Jakarta TRIBUNNEWS.COM – Layanan Manajemen Kependudukan dan Kewarganegaraan (Dukcapil) secara bertahap beralih untuk memerangi penyebaran coronavirus (Covid-19), yang telah menjadi isu terbaru. – Sebanyak 467 kabupaten / kota Dukcapil Dinas telah menerapkan layanan manajemen populasi online (Adminduk).

Layanan ini dapat dieksekusi melalui aplikasi yang dapat diunduh melalui Playstore, situs web Web, dan layanan melalui Whatsapp dan SMS. Zukan Arief Fakhrullah, manajer umum Dukcapil, mengatakan bahwa area yang belum menerapkan sistem online harus mematuhi perjanjian sanitasi yang telah ditetapkan. Zudan mengatakan dalam sebuah pernyataan Jumat (17/4/2020) oleh Menteri Dalam Negeri Jakarta, Puspen.

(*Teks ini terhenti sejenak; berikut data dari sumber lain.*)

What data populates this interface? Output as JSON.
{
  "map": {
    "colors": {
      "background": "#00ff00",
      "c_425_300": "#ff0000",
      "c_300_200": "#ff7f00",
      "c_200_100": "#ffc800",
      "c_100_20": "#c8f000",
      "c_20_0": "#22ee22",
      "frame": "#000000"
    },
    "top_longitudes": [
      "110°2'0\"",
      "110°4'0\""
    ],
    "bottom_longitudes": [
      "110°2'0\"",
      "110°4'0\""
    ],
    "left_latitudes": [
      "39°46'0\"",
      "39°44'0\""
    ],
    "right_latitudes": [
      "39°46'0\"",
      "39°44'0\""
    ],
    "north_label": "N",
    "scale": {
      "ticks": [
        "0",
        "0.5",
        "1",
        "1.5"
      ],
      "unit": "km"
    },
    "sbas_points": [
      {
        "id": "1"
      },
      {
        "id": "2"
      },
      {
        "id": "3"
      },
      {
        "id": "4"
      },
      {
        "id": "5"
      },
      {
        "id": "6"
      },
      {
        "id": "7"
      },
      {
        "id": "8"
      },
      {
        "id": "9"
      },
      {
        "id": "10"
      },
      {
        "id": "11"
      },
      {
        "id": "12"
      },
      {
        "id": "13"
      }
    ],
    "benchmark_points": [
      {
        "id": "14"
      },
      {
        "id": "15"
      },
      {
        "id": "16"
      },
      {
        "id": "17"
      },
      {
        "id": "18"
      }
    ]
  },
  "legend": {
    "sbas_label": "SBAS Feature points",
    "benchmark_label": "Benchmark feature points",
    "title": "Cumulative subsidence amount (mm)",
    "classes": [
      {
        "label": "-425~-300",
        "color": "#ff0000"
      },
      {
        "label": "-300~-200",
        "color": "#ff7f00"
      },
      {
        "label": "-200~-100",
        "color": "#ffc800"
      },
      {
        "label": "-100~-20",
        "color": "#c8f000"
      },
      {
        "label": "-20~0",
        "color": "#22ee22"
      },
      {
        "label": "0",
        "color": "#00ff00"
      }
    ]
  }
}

Dikatakan bahwa penerapan sistem online ini sesuai dengan pemikiran Menteri Dalam Negeri, Tito Karnavian. Ukcapil harus terus berinovasi untuk memutus rantai birokrasi.

Melalui layanan online ini, itu juga harus menghancurkan broker dan pemerasan untuk mencegah korupsi.

Baca: Pembaruan Corona pada hari Jumat di Indonesia (17 April 2020): Sebanyak 5.923 kasus positif, angka kesembuhan telah meningkat – Mengenai peningkatan kualitas layanan publik, terutama layanan Adminduk, Zudan telah menyediakan semua yang belum menyediakan secara online Layanan Dukcapil Kadis wilayah / kota melakukan aplikasi penyelidikan untuk mengembangkannya segera.

Karena aplikasi, general manager Dukcapil berharap untuk mendapatkan sesuatu selain inovasi dan terobosan layanan di bidang Adminduk, sehingga masyarakat dapat dengan mudah memahami kemajuan penyelesaian file populasi. e dukungan.